The traditional area in which the Czech DPA is active is compliance with the rules on transmitting commercial communications, as this is also where it receives the most complaints. In the Czech Republic, commercial communications can only be transmitted with or without prior consent to one’s own customers and only if other conditions are met.
Over the past two years, the DPA has also been very active in monitoring and regulating the use of cookies on websites.
How do emerging technologies such as AI, IoT, and blockchain impact data protection considerations in the Czech Republic?
The Czech Republic is currently preparing to adopt European regulations governing artificial intelligence (AI Act) and the disclosure of personal and non-personal data (Data Act). Consequently, we expect increased activity in this area.
Are there any expected changes in data protection on the horizon in the next 12 months in the Czech Republic?
Changes directly relating to data protection are not anticipated within the next 12 months in the Czech Republic.
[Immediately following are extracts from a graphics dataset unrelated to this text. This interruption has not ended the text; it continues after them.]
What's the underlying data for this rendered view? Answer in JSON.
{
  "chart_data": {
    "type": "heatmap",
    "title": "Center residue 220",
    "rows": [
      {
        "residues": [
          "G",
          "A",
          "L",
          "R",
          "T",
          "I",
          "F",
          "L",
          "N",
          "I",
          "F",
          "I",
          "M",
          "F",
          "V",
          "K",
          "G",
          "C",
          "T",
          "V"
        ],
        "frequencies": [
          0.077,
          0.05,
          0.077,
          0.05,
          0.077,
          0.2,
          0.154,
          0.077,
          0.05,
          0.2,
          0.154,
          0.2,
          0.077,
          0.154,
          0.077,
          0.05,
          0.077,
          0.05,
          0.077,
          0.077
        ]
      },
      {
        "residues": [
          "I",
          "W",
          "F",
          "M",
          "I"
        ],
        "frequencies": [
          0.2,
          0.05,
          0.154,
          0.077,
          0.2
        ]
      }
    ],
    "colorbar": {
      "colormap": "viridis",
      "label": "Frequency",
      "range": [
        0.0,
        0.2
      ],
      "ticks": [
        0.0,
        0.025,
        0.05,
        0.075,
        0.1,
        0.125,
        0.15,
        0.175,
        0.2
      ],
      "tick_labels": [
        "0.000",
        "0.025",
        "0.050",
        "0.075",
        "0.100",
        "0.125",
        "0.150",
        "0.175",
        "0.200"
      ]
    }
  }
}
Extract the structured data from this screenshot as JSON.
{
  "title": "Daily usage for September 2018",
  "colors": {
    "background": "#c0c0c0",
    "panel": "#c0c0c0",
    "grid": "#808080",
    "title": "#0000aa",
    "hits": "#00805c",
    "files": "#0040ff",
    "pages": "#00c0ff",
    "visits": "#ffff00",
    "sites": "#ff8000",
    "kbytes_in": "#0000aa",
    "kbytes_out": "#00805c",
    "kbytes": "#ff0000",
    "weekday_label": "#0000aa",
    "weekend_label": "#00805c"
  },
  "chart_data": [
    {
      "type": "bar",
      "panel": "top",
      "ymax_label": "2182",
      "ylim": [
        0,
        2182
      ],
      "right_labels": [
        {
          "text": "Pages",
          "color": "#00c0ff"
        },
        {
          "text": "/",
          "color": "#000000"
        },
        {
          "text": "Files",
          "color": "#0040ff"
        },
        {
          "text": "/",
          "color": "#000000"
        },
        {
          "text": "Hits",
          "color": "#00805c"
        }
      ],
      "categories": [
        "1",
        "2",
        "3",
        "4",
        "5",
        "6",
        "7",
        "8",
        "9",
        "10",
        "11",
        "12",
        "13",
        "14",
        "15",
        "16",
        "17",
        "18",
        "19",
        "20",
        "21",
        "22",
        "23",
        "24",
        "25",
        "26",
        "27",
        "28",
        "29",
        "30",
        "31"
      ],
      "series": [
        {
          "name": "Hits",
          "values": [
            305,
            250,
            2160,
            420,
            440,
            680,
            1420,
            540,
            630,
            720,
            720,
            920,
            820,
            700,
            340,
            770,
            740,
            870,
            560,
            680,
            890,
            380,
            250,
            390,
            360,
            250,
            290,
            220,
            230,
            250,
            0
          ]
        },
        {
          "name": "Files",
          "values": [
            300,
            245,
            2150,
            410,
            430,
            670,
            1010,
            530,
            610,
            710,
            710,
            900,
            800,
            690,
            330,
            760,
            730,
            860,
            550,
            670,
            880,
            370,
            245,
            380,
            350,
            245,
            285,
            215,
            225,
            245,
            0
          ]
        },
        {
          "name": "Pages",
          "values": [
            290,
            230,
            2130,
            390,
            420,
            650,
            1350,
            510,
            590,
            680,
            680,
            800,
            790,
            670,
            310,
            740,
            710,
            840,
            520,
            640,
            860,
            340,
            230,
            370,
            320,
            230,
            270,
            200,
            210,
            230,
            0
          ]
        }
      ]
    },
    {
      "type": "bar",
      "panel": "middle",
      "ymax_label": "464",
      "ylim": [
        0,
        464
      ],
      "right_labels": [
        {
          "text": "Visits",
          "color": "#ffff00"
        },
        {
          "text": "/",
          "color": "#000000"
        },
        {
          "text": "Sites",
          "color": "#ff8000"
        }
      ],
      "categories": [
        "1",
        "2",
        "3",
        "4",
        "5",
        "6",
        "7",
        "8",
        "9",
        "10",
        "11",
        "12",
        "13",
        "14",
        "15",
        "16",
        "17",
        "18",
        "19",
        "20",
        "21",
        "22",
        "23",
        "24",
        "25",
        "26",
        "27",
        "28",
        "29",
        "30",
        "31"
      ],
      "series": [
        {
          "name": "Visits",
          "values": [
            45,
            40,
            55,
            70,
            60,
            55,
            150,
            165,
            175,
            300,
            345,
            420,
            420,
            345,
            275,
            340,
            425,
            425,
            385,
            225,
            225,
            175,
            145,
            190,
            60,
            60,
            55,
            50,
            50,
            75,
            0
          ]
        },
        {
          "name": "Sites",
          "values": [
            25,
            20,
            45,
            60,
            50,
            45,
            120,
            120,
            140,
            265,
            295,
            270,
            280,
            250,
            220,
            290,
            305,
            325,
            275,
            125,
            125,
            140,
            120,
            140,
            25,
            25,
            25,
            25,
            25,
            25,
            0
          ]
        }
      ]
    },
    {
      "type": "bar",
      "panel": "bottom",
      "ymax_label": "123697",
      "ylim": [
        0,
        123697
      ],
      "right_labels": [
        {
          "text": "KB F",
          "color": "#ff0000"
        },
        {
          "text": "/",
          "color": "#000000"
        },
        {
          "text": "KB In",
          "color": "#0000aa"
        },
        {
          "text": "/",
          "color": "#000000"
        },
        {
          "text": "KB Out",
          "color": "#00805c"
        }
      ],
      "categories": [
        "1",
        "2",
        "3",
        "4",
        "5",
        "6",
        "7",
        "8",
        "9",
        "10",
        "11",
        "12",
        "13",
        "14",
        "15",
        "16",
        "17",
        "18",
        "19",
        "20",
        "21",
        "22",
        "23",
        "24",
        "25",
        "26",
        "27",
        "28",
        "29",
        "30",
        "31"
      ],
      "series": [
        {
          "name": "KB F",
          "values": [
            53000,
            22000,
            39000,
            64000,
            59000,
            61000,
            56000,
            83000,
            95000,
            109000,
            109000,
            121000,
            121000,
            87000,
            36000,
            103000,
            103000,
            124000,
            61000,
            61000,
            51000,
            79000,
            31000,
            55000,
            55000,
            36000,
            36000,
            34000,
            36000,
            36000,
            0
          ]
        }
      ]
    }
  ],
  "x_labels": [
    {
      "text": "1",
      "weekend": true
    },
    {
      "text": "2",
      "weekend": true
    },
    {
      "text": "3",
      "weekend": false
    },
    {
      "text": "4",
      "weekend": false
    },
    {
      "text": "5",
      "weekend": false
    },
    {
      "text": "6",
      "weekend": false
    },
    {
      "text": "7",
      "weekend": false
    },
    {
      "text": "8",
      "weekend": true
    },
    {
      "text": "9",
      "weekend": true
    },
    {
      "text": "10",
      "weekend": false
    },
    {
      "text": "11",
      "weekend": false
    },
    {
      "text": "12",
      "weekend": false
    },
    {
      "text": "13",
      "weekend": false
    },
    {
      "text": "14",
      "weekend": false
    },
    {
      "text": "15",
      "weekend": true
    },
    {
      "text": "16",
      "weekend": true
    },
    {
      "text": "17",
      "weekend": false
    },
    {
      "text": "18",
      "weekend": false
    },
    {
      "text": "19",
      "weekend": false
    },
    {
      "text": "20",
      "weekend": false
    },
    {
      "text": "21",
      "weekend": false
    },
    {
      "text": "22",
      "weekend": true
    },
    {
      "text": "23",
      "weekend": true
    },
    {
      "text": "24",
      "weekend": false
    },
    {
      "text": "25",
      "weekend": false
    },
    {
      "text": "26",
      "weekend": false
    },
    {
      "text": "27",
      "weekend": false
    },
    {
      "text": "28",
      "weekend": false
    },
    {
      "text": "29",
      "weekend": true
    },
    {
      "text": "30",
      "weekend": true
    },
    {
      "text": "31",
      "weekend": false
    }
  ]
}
However, the Digital Economy Bill is currently under discussion. This legislation is expected to enact significant modifications concerning the transmission of commercial communications and regulations governing the dissemination of commercial communications via electronic channels.
This new legislation is expected to establish a maximum duration during which commercial communications can be transmitted to customers without their prior consent. This marks a departure from the current scenario where no statutory time limit exists, leaving it to data controllers to establish the duration in accordance with other principles of data protection legislation.